You might recall “Ask Dr. Science,” a radio sketch in which a faux caller would ask Dr. Science a question and he’d come up with an off-the-wall answer. “He knows more than you do,” was the show’s motto, along with the disclaimer “He’s not a real doctor, but he has a Masters Degree...in science!”
Around our house, Mom’s the real doctor. Suffice it to say, Dad’s not. A source of family humor. My wife got the science brain, majored in bio, earned her doctorate, practiced decades of dentistry. She can remember and pronounce words like dioxyriboneutronicalitholeneocane. I can say “low dose aspirin” and weather strip a basement door. Our children always knew who the go-to was in a medical emergency: Mom! (Once at a restaurant we watched as Mom, calm and forceful, restored breathing to an infant choking at the table next to ours.)
Some science brains live within caregiving personalities. Those folks are a gift to public health care. Have you noticed that a caregiver-plus-science person is often modest and unspoken about the medical risks they encounter?

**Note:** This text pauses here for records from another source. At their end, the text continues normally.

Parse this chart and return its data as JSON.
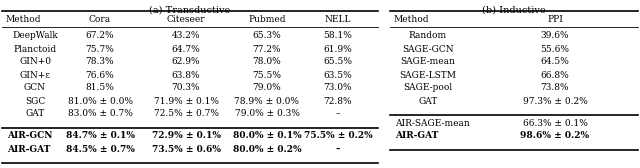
{
  "title_a": "(a) Transductive",
  "title_b": "(b) Inductive",
  "trans_headers": [
    "Method",
    "Cora",
    "Citeseer",
    "Pubmed",
    "NELL"
  ],
  "trans_rows": [
    [
      "DeepWalk",
      "67.2%",
      "43.2%",
      "65.3%",
      "58.1%"
    ],
    [
      "Planctoid",
      "75.7%",
      "64.7%",
      "77.2%",
      "61.9%"
    ],
    [
      "GIN+0",
      "78.3%",
      "62.9%",
      "78.0%",
      "65.5%"
    ],
    [
      "GIN+ε",
      "76.6%",
      "63.8%",
      "75.5%",
      "63.5%"
    ],
    [
      "GCN",
      "81.5%",
      "70.3%",
      "79.0%",
      "73.0%"
    ],
    [
      "SGC",
      "81.0% ± 0.0%",
      "71.9% ± 0.1%",
      "78.9% ± 0.0%",
      "72.8%"
    ],
    [
      "GAT",
      "83.0% ± 0.7%",
      "72.5% ± 0.7%",
      "79.0% ± 0.3%",
      "–"
    ]
  ],
  "trans_bold_rows": [
    [
      "AIR-GCN",
      "84.7% ± 0.1%",
      "72.9% ± 0.1%",
      "80.0% ± 0.1%",
      "75.5% ± 0.2%"
    ],
    [
      "AIR-GAT",
      "84.5% ± 0.7%",
      "73.5% ± 0.6%",
      "80.0% ± 0.2%",
      "–"
    ]
  ],
  "ind_headers": [
    "Method",
    "PPI"
  ],
  "ind_rows": [
    [
      "Random",
      "39.6%"
    ],
    [
      "SAGE-GCN",
      "55.6%"
    ],
    [
      "SAGE-mean",
      "64.5%"
    ],
    [
      "SAGE-LSTM",
      "66.8%"
    ],
    [
      "SAGE-pool",
      "73.8%"
    ],
    [
      "GAT",
      "97.3% ± 0.2%"
    ]
  ],
  "ind_bold_rows": [
    [
      "AIR-SAGE-mean",
      "66.3% ± 0.1%"
    ],
    [
      "AIR-GAT",
      "98.6% ± 0.2%"
    ]
  ],
  "background": "#ffffff",
  "fontsize": 6.5,
  "title_fontsize": 7.0
}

They do their job. These are the daily images we are seeing, right? Doctors, nurses, hospital workers robed in PPE working long hours at personal risk to help and treat and save. 2020 isn’t the first time we’ve seen this. In the early 1980s when the HIV crisis hit, we saw humble, task-oriented health care heroes don masks and PPE and continue to treat patients. I got used to seeing my wife working daily in a blue mask, goggles, hair covering, gloves and white coverall. (My uniform, easy by comparison, was coat, tie and brief case.) As I worried about her exposure risk, her science/caregiver brain focused on protective procedures and treatment plans for patients.
Science! Who knew how 2020 would compel thoughtful people to push the reset button on how they think about science? Scientists, after all, are the ones whose dedicated minds have been at the front line of vaccine research. Scientists can’t do it alone, but without their know-how, politicians would be about as reliable as Dr. Science.
Science is, after all, not just a Masters Degree! It’s an idea, a practical and intellectual discipline, a mode of thought. A perspective and way of understanding the world. Science as an idea, a discipline of thought, is accessible to us even if we can’t explain the Krebs Cycle without asking Dr. Siri. 2020 challenges us to ask ourselves a science question. How teachable are we? What new things can we learn and how open are we to learning from others, like a health care worker, a physician, a researcher, a public health expert, a scientist? When we listen to the opinions of others, how well-informed and non-political does that person sound from a public health standpoint? Less politics. More science.
A science mind asks not only what we know but what we don’t know. Knowing what we don’t know helps form the right questions. Of course, during a crisis, we all want yes-or-no answers. Who likes uncertainty? But a science-minded person is asking: what evidence do I have that this or that is right? Often, a scientist thinks in terms of probability rather than either-or duality: i.e. “how likely is it that A is true and what else might we need to know?” versus “there’s only two sides, A or B, choose one.” A political mind tends toward either-or duality that slots into pre-existing we-versus-they divisions of parties, electioneering and fundraising.
“Science” is a key word in the text of the U.S. Constitution. The U.S. Constitution is the longest-existing, written constitution in the world to expressly say that one of the purposes of the republic is to “promote the progress of science.” Yet ironically, few Americans associate the word “science” with the Constitution. Try this. Ask a friend: “Which of the following words appear in the U.S. Constitution: a) science; b) arts; c) two-party system.” (Answer: a and b.) Without the constitutional framework for science in America, we would have nothing like what we have today: decades of government-supported funding, research and development, education, invention and innovation, intellectual property, medical leaps forward, trips to the moon, computer technology and on and on.
The founders rightly believed that promoting the progress of science would be more important to the future of the new republic than promoting one faction (one party) over another. In 2020 that is turning into a prophetic priority. It will be scientific progress, humanely applied and honestly promoted through public health, that brings America out of this pandemic.
Let’s welcome back Dr. Science. New and improved version.